A cronologia descoberta pelo estudo descarta a versão de que a Copa do Mundo teria sido o vetor do zika, mas abre a possibilidade para a Copa das Confederações. Até porque o torneio, disputado em junho de 2013, teve a participação da seleção do Taiti, um dos locais que mais sofreram com o zika naquele ano. E os taitianos fizeram uma partida em Recife, uma das cidades que mais sofrem com a epidemia. No entanto, o surto da doença na Polinésia Francesa ocorreu do final de 2013, depois da realização do torneio de futebol.

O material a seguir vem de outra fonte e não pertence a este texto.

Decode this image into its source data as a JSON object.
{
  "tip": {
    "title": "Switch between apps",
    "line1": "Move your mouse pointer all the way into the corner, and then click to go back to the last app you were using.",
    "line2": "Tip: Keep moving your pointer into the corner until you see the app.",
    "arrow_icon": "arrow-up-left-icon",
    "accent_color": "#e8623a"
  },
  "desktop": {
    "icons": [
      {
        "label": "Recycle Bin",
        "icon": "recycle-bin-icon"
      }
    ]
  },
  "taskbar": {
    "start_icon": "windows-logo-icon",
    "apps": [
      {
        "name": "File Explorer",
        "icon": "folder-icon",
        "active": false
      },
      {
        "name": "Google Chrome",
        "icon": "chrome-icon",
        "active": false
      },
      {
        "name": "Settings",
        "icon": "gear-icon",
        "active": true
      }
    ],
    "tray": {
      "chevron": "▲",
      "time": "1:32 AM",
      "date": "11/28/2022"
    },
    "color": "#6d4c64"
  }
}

Por isso, os pesquisadores tratam como improvável que o vírus tenha entrado no Brasil durante a Copa das Confederações. Para eles, a maior chance é que o zika foi transmitido a partir de um turista comum. Entre o segundo semestre de 2013 e o começo de 2014, houve um aumento de 50% no número de visitantes de regiões afetadas pelo zika em relação aos 12 meses anteriores. Só das Filipinas, foram mais de mil visitantes mensais em 2013. A pesquisa não tem dados suficientes do vírus filipino, mas aprofundar as análises genéticas e cruzar com dados de voos e cruzeiros com esses turistas pode apontar os prováveis pontos de entrada da doença em solo brasileiro.
As informações tiram o zika da lista de legados negativo da Copa do Mundo do Brasil, e isso é importante. Não pelo evento esportivo em si – ainda mais porque o Rio de Janeiro sediará outro em agosto, os Jogos Olímpicos –, mas porque dá mais elementos para compreender onde e como a doença chegou ao País e quanto tempo levou para o primeiro caso se transformar em epidemia. Um dado fundamental para o desenvolvimento de vacinas e futuras políticas de saúde pública para controle dos vetores de transmissão.